Let's represent the number of bags of the mixture of rye and bluegrass as "x",
and the number of bags of bluegrass as "y".
From the given information, we have the following equations:
Equation 1: The price of a bag of the mixture of rye and bluegrass is $245:
245x
Equation 2: The price of a bag of bluegrass is $347:
347y
Equation 3: The total receipts for 19 bags is $5,369:
245x + 347y = 5,369
Now, we can solve this system of equations to find the values of "x" and "y".

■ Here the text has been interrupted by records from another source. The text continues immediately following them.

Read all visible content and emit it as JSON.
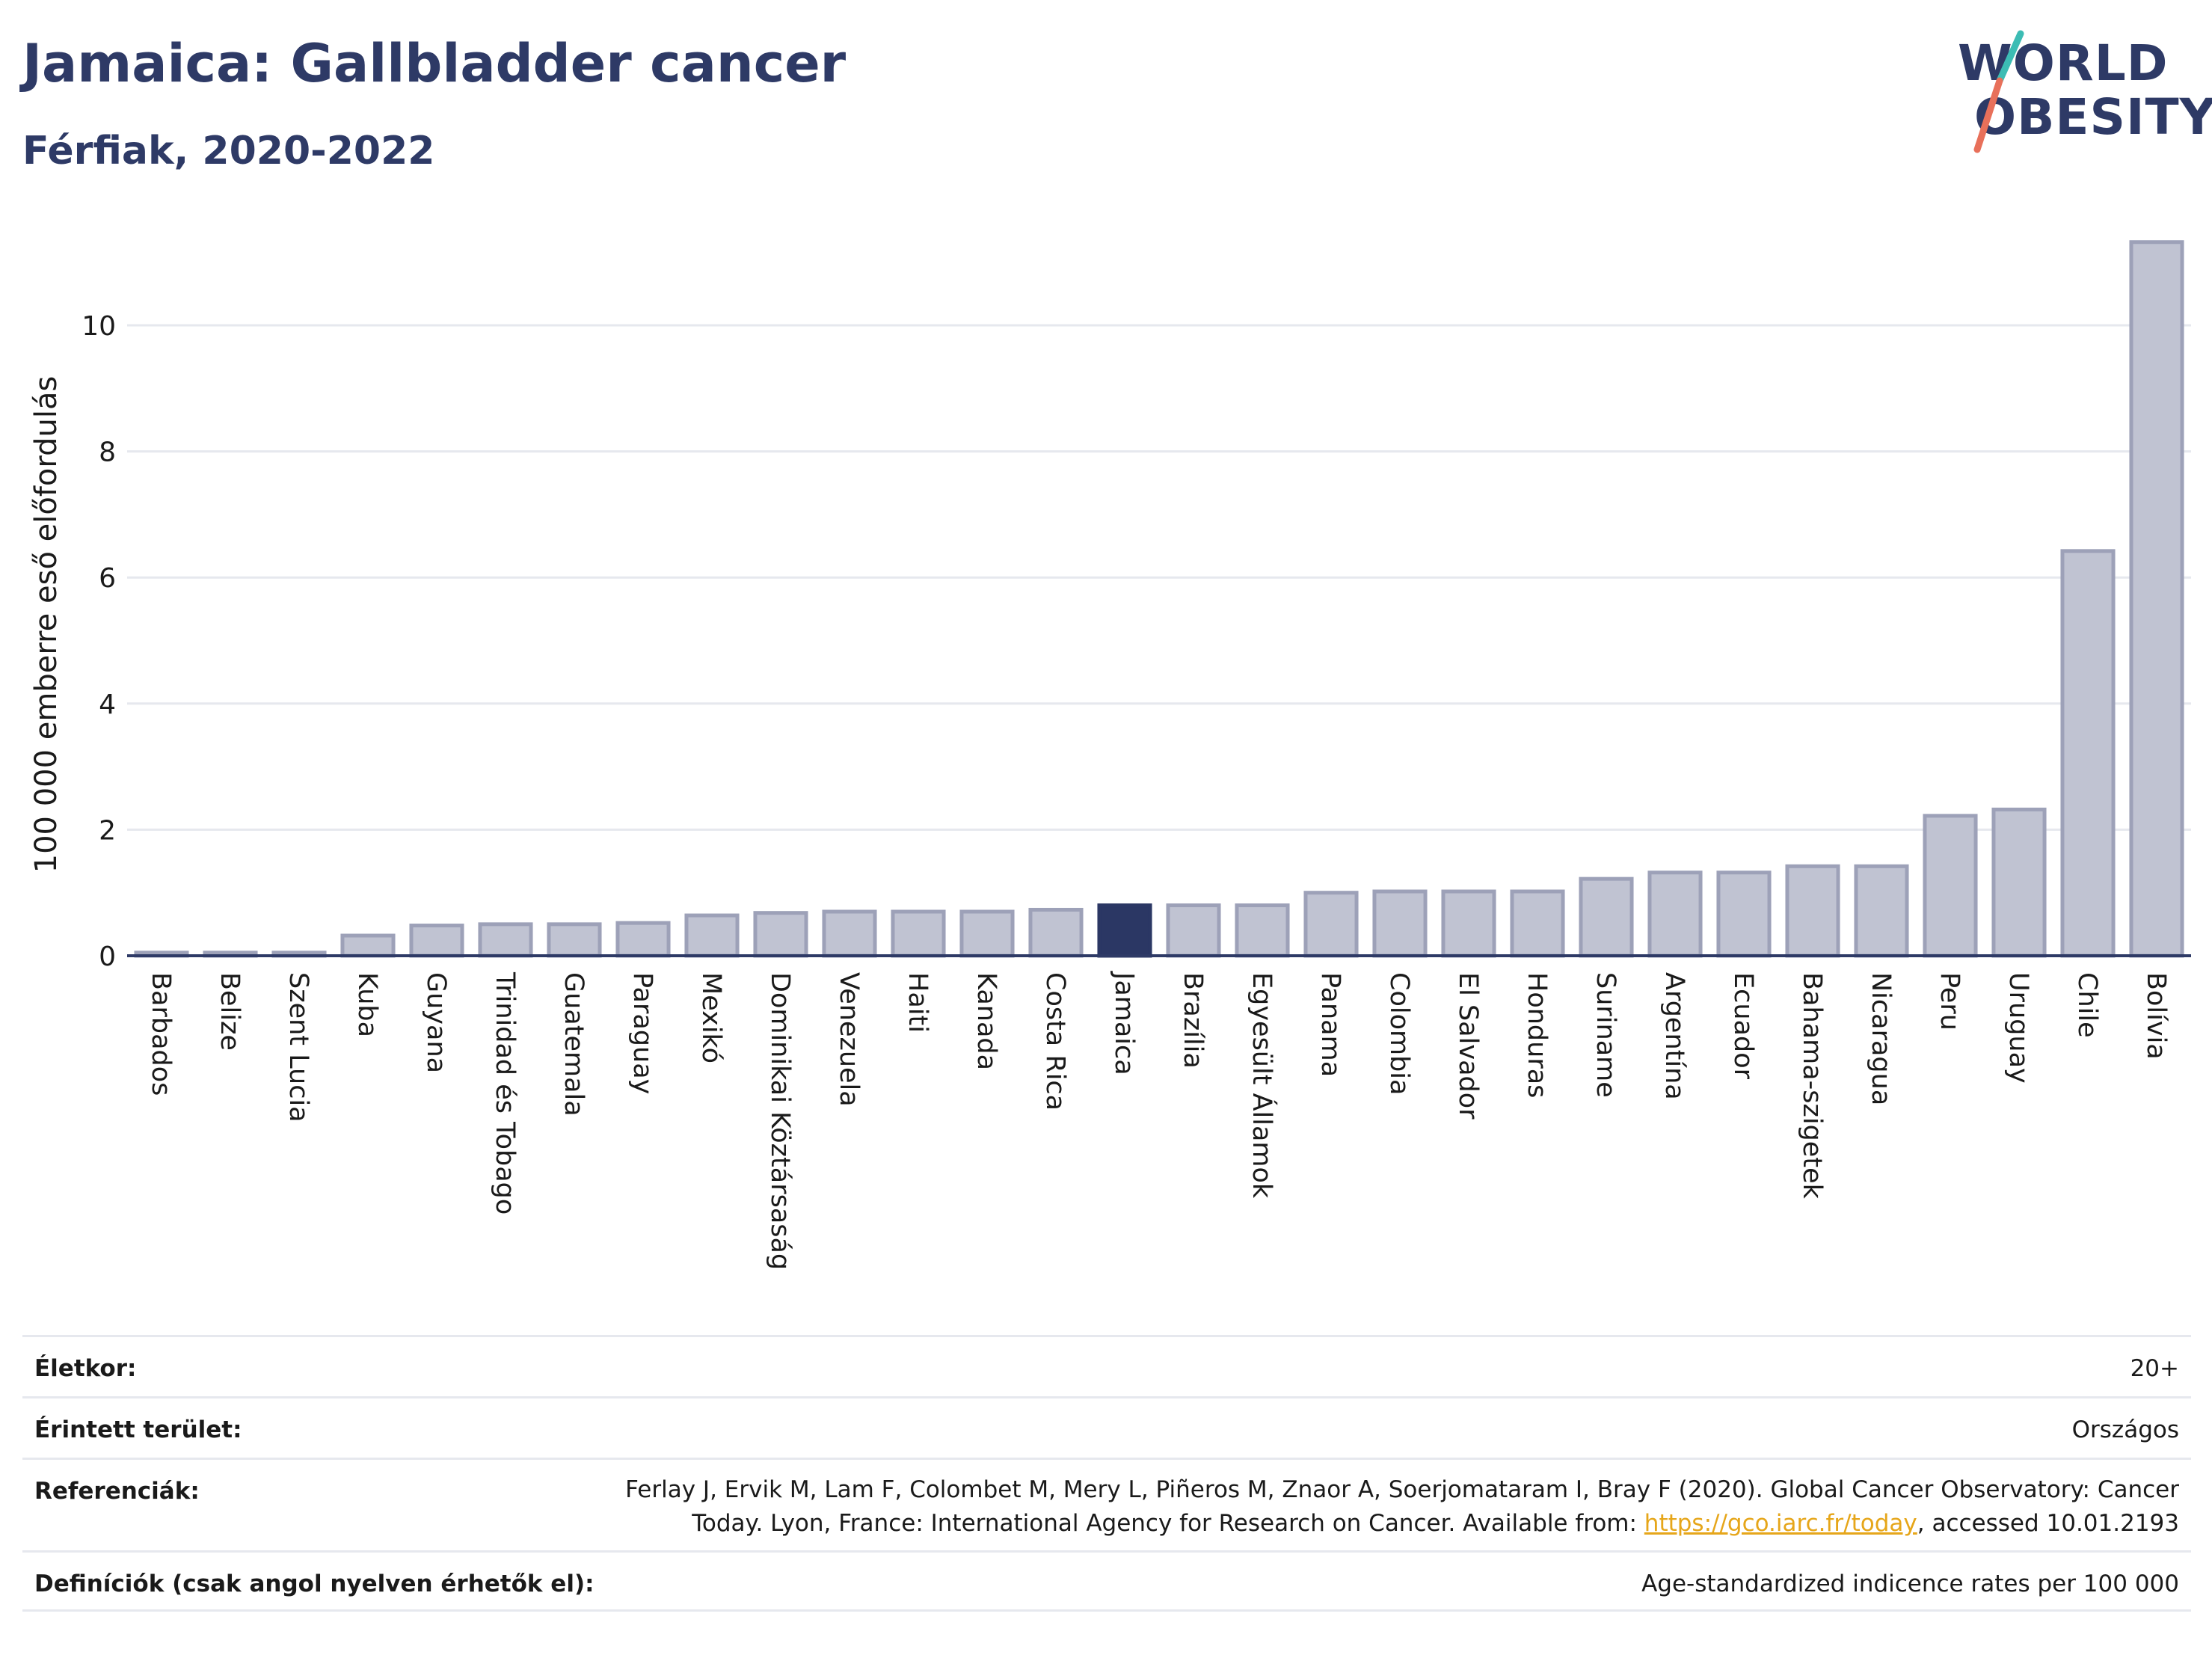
{
  "header": {
    "title": "Jamaica: Gallbladder cancer",
    "subtitle": "Férfiak, 2020-2022"
  },
  "logo": {
    "line1": "WORLD",
    "line2": "OBESITY",
    "colors": {
      "text": "#2e3a66",
      "slash_top": "#3cbcb4",
      "slash_bottom": "#e8705a"
    }
  },
  "colors": {
    "bar": "#c0c3d2",
    "bar_stroke": "#9da1b8",
    "highlight": "#2b3764",
    "grid": "#e6e8ee",
    "axis": "#2e3a66"
  },
  "chart_data": {
    "type": "bar",
    "ylabel": "100 000 emberre eső előfordulás",
    "xlabel": "",
    "ylim": [
      0,
      11.8
    ],
    "yticks": [
      0,
      2,
      4,
      6,
      8,
      10
    ],
    "grid": true,
    "highlight": "Jamaica",
    "categories": [
      "Barbados",
      "Belize",
      "Szent Lucia",
      "Kuba",
      "Guyana",
      "Trinidad és Tobago",
      "Guatemala",
      "Paraguay",
      "Mexikó",
      "Dominikai Köztársaság",
      "Venezuela",
      "Haiti",
      "Kanada",
      "Costa Rica",
      "Jamaica",
      "Brazília",
      "Egyesült Államok",
      "Panama",
      "Colombia",
      "El Salvador",
      "Honduras",
      "Suriname",
      "Argentína",
      "Ecuador",
      "Bahama-szigetek",
      "Nicaragua",
      "Peru",
      "Uruguay",
      "Chile",
      "Bolívia"
    ],
    "values": [
      0.05,
      0.05,
      0.05,
      0.32,
      0.48,
      0.5,
      0.5,
      0.52,
      0.64,
      0.68,
      0.7,
      0.7,
      0.7,
      0.73,
      0.8,
      0.8,
      0.8,
      1.0,
      1.02,
      1.02,
      1.02,
      1.22,
      1.32,
      1.32,
      1.42,
      1.42,
      2.22,
      2.32,
      6.42,
      11.32
    ]
  },
  "info": {
    "age_label": "Életkor:",
    "age_value": "20+",
    "area_label": "Érintett terület:",
    "area_value": "Országos",
    "ref_label": "Referenciák:",
    "ref_text_1": "Ferlay J, Ervik M, Lam F, Colombet M, Mery L, Piñeros M, Znaor A, Soerjomataram I, Bray F (2020). Global Cancer Observatory: Cancer Today. Lyon, France: International Agency for Research on Cancer. Available from: ",
    "ref_link": "https://gco.iarc.fr/today",
    "ref_text_2": ", accessed 10.01.2193",
    "def_label": "Definíciók (csak angol nyelven érhetők el):",
    "def_value": "Age-standardized indicence rates per 100 000"
  }
}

To do so, we need an additional equation. We can use the fact that the total number of bags sold in a week is 19. Hence, we have:
Equation 4: The total number of bags sold is 19:
x + y = 19
Now we have a system of two equations with two variables:
Equation 3: 245x + 347y = 5,369 (multiply this equation by -1 to simplify)
Equation 4: x + y = 19
Let's solve this system of equations using the method of substitution:
From Equation 4, we have x = 19 - y
Substituting x = 19 - y into Equation 3:
245(19 - y) + 347y = 5,369
4,655 - 245y + 347y = 5,369
102y = 714
y = 714 / 102
y = 7
Now, substitute y = 7 into Equation 4:
x + 7 = 19
x = 19 - 7
x = 12
So, 12 bags of the mixture of rye and bluegrass and 7 bags of bluegrass are sold in a week when the receipts for 19 bags are $5,369.